The input data is a set of exchange rates such as below (from February 2002):
USD | EUR | GBP | JPY | |
USD | 0.8706 | 1.4279 | 0.00750 | |
EUR | 1.1486 | 1.6401 | 0.00861 | |
GBP | 0.7003 | 0.6097 | 0.00525 | |
JPY | 133.33 | 116.14 | 190.48 |
To identify arbitrage opportunities we want to solve the optimization problem “maximise the number of dollars, D, obtained by converting DE dollars to euros, DP dollars to pounds, …, EY euros to Japanese yen, …”. Assume that we start with 1 dollar and introduce an upper limit on D of $10000 to constrain the optimization.
Phrasing this as linear programming problem gives:
max D
subject to
D + DE + DP + DY - 0.8706 ED - 1.4279 PD - 0.00750 YD = 1
ED + EP + EY - 1.1486 DE - 1.6401 PE - 0.00861 YE = 0
PD + PE + PY - 0.7003 DP - 0.6097 EP - 0.00525 YP = 0
YD + YP + YE - 133.33 DY - 116.14 EY - 190.48 PY = 0
bounds
D <= 10000
end
The contraints represent flow of money out of and into a particular currency. For example consider the second constraint (euros). Here the constraint is saying that the amount of money converted from euros to other currencies (ED+EP+EY) must match the amount of money converted to euros (1.1486DE+…) since no money accumulates in this currency. The constraint for USD has an addtional term for the $1 initially available and final USD arbitrage amount D.

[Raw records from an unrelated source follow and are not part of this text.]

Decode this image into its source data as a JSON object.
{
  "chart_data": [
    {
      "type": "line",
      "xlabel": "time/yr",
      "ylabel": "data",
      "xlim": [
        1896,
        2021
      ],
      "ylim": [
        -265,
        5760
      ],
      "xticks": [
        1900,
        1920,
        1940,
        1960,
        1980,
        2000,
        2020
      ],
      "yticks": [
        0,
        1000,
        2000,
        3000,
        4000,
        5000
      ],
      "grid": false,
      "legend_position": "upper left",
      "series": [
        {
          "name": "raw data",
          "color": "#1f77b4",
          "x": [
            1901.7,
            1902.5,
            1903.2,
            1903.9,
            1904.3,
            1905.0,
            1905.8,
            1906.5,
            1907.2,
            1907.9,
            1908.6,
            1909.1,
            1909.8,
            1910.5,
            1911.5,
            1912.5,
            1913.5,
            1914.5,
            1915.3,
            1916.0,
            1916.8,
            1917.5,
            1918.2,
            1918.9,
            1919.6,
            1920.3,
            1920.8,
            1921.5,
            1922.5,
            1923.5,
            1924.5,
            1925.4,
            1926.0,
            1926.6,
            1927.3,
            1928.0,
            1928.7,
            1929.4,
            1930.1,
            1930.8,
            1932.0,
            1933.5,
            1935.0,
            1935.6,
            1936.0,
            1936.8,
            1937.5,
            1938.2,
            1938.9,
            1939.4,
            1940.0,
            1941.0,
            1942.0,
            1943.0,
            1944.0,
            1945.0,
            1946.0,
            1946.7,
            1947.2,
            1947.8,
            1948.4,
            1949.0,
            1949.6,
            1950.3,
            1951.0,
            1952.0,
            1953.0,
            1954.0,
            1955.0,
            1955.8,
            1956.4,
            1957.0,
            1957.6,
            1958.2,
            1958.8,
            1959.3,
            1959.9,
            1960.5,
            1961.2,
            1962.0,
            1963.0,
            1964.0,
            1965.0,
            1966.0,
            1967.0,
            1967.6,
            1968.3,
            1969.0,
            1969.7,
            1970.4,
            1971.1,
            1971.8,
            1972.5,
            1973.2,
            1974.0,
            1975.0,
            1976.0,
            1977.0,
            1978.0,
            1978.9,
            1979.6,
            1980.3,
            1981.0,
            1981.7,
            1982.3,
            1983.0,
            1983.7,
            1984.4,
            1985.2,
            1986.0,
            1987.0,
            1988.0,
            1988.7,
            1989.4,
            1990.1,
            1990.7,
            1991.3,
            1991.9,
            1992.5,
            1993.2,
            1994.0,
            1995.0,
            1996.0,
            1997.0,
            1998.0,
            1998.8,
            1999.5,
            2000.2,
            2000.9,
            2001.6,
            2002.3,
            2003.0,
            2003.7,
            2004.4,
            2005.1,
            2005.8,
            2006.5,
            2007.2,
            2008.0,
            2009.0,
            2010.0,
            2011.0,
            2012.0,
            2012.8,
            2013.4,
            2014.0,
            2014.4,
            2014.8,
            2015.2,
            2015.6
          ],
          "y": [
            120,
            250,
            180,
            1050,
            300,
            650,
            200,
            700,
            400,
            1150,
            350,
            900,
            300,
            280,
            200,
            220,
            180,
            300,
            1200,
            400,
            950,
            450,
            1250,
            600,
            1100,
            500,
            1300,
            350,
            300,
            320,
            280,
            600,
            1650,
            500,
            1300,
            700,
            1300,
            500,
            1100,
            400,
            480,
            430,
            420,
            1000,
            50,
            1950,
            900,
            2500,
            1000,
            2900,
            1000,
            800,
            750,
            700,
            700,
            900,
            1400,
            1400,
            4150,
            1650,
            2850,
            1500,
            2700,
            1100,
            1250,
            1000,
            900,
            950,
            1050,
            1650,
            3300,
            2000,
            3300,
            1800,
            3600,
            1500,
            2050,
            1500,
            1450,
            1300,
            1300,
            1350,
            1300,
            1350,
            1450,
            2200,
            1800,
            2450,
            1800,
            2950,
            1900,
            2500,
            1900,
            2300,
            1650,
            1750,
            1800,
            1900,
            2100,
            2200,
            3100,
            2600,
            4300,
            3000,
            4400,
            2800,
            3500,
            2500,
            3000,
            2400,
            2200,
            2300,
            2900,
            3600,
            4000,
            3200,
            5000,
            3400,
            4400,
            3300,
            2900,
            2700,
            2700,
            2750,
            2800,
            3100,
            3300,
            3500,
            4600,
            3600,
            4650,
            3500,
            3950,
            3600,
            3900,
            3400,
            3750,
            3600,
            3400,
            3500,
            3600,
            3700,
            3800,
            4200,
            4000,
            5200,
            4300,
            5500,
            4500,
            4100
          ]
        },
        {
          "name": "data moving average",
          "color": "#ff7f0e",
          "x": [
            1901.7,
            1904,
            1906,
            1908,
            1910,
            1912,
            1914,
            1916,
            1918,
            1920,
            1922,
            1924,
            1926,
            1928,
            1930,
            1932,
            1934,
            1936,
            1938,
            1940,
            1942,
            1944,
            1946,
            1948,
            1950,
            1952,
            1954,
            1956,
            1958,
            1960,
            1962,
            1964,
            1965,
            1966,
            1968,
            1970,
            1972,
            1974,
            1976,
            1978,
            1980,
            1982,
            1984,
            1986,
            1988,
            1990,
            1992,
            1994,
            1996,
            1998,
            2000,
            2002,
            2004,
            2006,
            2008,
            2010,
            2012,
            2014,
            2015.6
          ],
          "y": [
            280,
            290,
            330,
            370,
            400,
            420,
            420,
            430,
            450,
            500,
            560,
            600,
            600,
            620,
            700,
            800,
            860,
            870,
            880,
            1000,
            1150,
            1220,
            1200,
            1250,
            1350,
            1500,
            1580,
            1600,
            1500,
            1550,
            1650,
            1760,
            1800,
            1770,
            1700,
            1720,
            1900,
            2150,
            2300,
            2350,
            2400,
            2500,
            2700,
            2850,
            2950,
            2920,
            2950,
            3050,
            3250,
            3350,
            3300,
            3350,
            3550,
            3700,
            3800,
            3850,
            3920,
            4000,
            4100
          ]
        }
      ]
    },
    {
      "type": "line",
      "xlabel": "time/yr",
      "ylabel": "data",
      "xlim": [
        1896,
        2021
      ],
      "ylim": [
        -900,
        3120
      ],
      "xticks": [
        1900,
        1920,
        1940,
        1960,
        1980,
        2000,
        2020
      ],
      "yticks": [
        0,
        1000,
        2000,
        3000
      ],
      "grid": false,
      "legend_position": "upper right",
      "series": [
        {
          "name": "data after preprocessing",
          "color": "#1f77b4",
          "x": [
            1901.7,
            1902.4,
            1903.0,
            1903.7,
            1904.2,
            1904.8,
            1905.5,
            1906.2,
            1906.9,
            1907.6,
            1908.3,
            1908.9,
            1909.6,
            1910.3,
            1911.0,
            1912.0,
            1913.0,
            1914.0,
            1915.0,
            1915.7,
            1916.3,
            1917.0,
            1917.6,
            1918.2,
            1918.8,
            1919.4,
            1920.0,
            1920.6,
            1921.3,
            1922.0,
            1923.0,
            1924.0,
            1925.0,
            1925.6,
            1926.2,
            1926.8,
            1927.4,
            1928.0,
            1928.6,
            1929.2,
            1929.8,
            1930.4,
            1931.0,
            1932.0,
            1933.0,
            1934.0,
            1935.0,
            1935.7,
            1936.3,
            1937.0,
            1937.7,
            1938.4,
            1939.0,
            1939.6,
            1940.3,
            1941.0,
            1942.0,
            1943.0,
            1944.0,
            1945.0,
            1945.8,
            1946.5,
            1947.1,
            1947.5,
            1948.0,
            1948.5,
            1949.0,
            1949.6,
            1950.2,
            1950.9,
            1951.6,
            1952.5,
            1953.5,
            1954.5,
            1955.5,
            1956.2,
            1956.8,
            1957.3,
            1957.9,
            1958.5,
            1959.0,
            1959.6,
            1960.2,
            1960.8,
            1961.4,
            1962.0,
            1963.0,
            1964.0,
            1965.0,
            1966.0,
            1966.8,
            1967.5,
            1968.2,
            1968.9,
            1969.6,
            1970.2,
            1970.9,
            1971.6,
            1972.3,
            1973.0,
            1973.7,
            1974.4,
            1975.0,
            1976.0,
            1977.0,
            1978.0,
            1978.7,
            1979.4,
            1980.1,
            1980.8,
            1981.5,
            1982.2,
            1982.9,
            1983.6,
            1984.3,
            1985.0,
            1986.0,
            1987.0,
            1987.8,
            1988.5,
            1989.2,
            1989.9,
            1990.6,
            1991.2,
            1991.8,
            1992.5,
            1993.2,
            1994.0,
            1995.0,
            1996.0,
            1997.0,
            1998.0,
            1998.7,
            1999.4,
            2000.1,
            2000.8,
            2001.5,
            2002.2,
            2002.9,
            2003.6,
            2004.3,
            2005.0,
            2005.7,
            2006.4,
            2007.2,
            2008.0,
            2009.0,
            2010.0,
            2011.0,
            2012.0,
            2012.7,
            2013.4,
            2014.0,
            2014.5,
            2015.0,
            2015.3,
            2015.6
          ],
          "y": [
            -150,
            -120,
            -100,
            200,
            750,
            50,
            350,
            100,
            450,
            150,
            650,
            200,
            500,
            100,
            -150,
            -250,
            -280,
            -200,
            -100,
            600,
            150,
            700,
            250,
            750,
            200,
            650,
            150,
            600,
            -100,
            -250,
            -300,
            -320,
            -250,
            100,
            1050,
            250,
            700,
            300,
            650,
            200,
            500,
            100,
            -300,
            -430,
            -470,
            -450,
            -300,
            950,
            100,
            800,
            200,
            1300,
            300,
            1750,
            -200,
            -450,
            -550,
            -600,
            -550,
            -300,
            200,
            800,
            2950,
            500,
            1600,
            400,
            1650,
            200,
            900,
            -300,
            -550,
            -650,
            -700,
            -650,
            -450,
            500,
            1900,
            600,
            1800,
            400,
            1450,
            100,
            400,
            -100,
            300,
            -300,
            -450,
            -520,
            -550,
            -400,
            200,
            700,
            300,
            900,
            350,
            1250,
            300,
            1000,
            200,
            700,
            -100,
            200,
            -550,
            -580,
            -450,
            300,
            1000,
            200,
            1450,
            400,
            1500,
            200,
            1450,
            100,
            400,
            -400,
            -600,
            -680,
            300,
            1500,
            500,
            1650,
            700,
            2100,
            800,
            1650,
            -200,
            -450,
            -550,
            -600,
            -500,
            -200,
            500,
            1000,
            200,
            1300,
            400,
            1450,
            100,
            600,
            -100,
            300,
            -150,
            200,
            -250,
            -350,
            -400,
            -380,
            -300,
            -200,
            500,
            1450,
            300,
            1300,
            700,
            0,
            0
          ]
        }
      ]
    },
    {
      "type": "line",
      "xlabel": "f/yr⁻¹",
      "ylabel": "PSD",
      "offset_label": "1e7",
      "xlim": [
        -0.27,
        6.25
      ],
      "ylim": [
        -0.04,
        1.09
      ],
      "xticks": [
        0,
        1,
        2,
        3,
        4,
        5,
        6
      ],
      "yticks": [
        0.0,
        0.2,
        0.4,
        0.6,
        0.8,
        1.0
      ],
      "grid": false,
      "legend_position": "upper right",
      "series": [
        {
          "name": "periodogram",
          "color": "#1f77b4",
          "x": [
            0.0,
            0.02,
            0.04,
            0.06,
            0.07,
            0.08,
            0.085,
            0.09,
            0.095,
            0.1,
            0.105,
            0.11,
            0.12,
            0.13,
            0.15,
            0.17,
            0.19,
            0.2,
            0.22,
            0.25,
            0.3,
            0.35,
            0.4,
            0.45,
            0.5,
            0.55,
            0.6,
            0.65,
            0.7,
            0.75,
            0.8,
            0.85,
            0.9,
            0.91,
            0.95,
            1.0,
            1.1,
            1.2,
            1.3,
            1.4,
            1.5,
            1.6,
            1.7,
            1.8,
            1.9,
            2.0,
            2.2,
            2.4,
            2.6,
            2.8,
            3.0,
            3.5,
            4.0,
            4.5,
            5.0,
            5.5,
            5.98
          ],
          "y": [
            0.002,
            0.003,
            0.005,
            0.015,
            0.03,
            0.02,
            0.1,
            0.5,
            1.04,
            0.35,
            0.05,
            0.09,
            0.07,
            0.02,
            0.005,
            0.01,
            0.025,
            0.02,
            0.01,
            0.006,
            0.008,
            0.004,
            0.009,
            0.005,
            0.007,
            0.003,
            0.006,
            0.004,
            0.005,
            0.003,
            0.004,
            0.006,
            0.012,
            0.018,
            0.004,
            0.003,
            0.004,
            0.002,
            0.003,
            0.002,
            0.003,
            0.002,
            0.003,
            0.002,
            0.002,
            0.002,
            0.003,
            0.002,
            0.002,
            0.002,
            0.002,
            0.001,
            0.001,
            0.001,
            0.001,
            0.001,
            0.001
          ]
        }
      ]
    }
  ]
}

We can solve this in C++ by using the COIN-OR Linear Program Solver. The code to solve the problem is trivial:
#include <ClpSimplex.hpp>
int main( )
{
ClpSimplex model;
int status;
// Read the linear program description
status = model.readLp( "fx_arbitrage.lp");
if ( !status ) {
// Perform the optimization
model.primal();
}
// Print the solution
...
}
Full version of code, makefile and LP file are available at this gist.
Running the optimization gives the result:
D: 10000
DE: 2.04885e+07
EY: 2.35331e+07
YD: 2.73313e+09
That is, an arbitrage of $10000 can be achieved by exchanging USD204,885,000 for EUR235,331,000, then exchanging the euros for JPY2,733,130,000 and finally completing the arbitrage by exchanging JPY back to USD.
This example is from “Optimization Methods in Finance” by Gerard Cornuejols and Reha Tutuncu. In my opinion this is a good book for learning how to apply optimization methods to finance problems. The presentation follows the pattern of a chapter describing the mathematical structure of each class of optimization problem, followed by a chapter or so of applications. It also discusses how to use Excel Solver for certain classes of problems.
The FX rates have been modified slightly from their Exercise 4.11 in order to eliminate single pair arbitrage opportunities.
Identifying tradeable arbitrage opportunities using this approach probably (actually, almost certainly) involves subtleties not considered in the above.